Botta Luca, Cannata Aldo, Bruschi Giuseppe, Fratto Pasquale, Taglieri Corrado, Russo Claudio Francesco, Martinelli Luigi
Cardiac Surgery Unit, Cardio-Thoraco-Vascular Department, Niguarda Cà Granda Hospital, Milano, Italy.
J Thorac Dis. 2013 Nov;5 Suppl 6(Suppl 6):S686-93. doi: 10.3978/j.issn.2072-1439.2013.10.12.
Redo cardiac surgery represents a clinical challenge due to a higher rate of peri-operative morbidity and mortality. Mitral valve re-operations can be particularly demanding in patients with patent coronary artery bypass grafts, previous aortic valve replacement, calcified aorta or complications following a previous operation (abscesses, perivalvular leaks, or thrombosis). Risk of graft injuries, hemorrhage, the presence of dense adhesions and complex valve exposure can make redo valve operations challenging through a median sternotomy. In this review article we provide an overview of minimally invasive approaches for redo mitral valve surgery discussing indications, techniques, outcomes, concerns and controversies. Scientific literature about minimally invasive approach for redo mitral surgery was reviewed with a MEDLINE search strategy combining "mitral valve" with the following terms: 'minimally invasive', 'reoperation', and 'alternative approach'. The search was limited to the last ten years. A total of 168 papers were found using the reported search. From these, ten papers were identified to provide the best evidence on the subject. Mitral valve reoperations can be safely and effectively performed through a smaller right thoracotomy in the fourth intercostal space termed "mini" thoracotomy or "port access". The greatest potential benefit of a right mini-thoracotomy is the avoidance of sternal re-entry and limited dissection of adhesions, avoiding the risk of injury to cardiac structures or patent grafts.

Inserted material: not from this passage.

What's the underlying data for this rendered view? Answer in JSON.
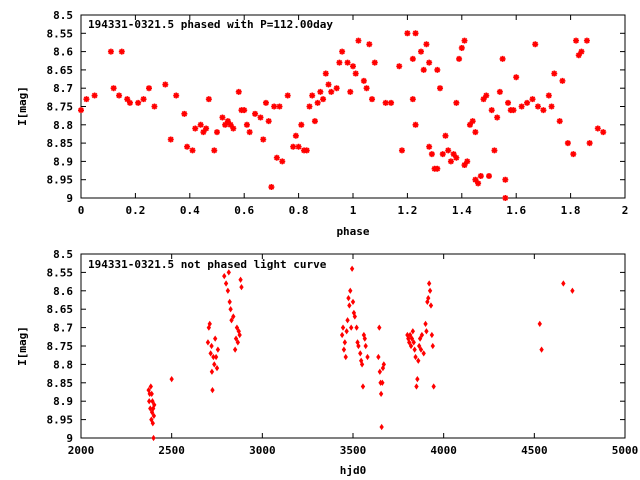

Good percentages of valve repair can be achieved. Mortality is low as well as major complications. Minimally invasive procedures with an unclamped aorta have the potential to combine the benefits of minimally invasive access and continuous myocardial perfusion. Less invasive trans-catheter techniques could be considered as the natural future evolution for management of structural heart disease and mitral reoperations. The safety and efficacy of these procedures has never been compared to open reoperations in a randomized trial, although published case series and comparisons to historical cohorts suggest that they are an effective and feasible alternative. Ongoing follow-up on current series will further define these procedures and provide valuable clinical outcome data.
再次心脏手术由于围手术期发病率和死亡率较高,是一项临床挑战。二尖瓣再次手术对于有冠状动脉搭桥术通畅、既往主动脉瓣置换术、主动脉钙化或既往手术并发症(脓肿、瓣周漏或血栓形成)的患者可能尤其困难。移植血管损伤、出血风险、致密粘连的存在以及复杂的瓣膜暴露,使得通过正中胸骨切开术进行再次瓣膜手术具有挑战性。在这篇综述文章中,我们概述了再次二尖瓣手术的微创方法,讨论了适应证、技术、结果、关注点和争议点。使用将“二尖瓣”与以下术语组合的MEDLINE检索策略,对关于再次二尖瓣手术微创方法的科学文献进行了综述:“微创”、“再次手术”和“替代方法”。检索限于过去十年。使用所报告的检索共找到168篇论文。从中确定了十篇论文以提供关于该主题的最佳证据。二尖瓣再次手术可以通过第四肋间较小的右胸壁切口(称为“迷你”开胸术或“端口入路”)安全有效地进行。右迷你开胸术的最大潜在益处是避免再次劈开胸骨以及有限地分离粘连,避免损伤心脏结构或移植血管的风险。可以实现较高比例的瓣膜修复。死亡率低,主要并发症也少。未夹闭主动脉的微创程序有可能结合微创入路和持续心肌灌注的益处。侵入性较小的经导管技术可被视为结构性心脏病管理和二尖瓣再次手术的自然未来发展方向。这些程序的安全性和有效性从未在随机试验中与开放再次手术进行比较,尽管已发表的病例系列以及与历史队列的比较表明它们是一种有效且可行的替代方法。对当前系列的持续随访将进一步明确这些程序并提供有价值的临床结果数据。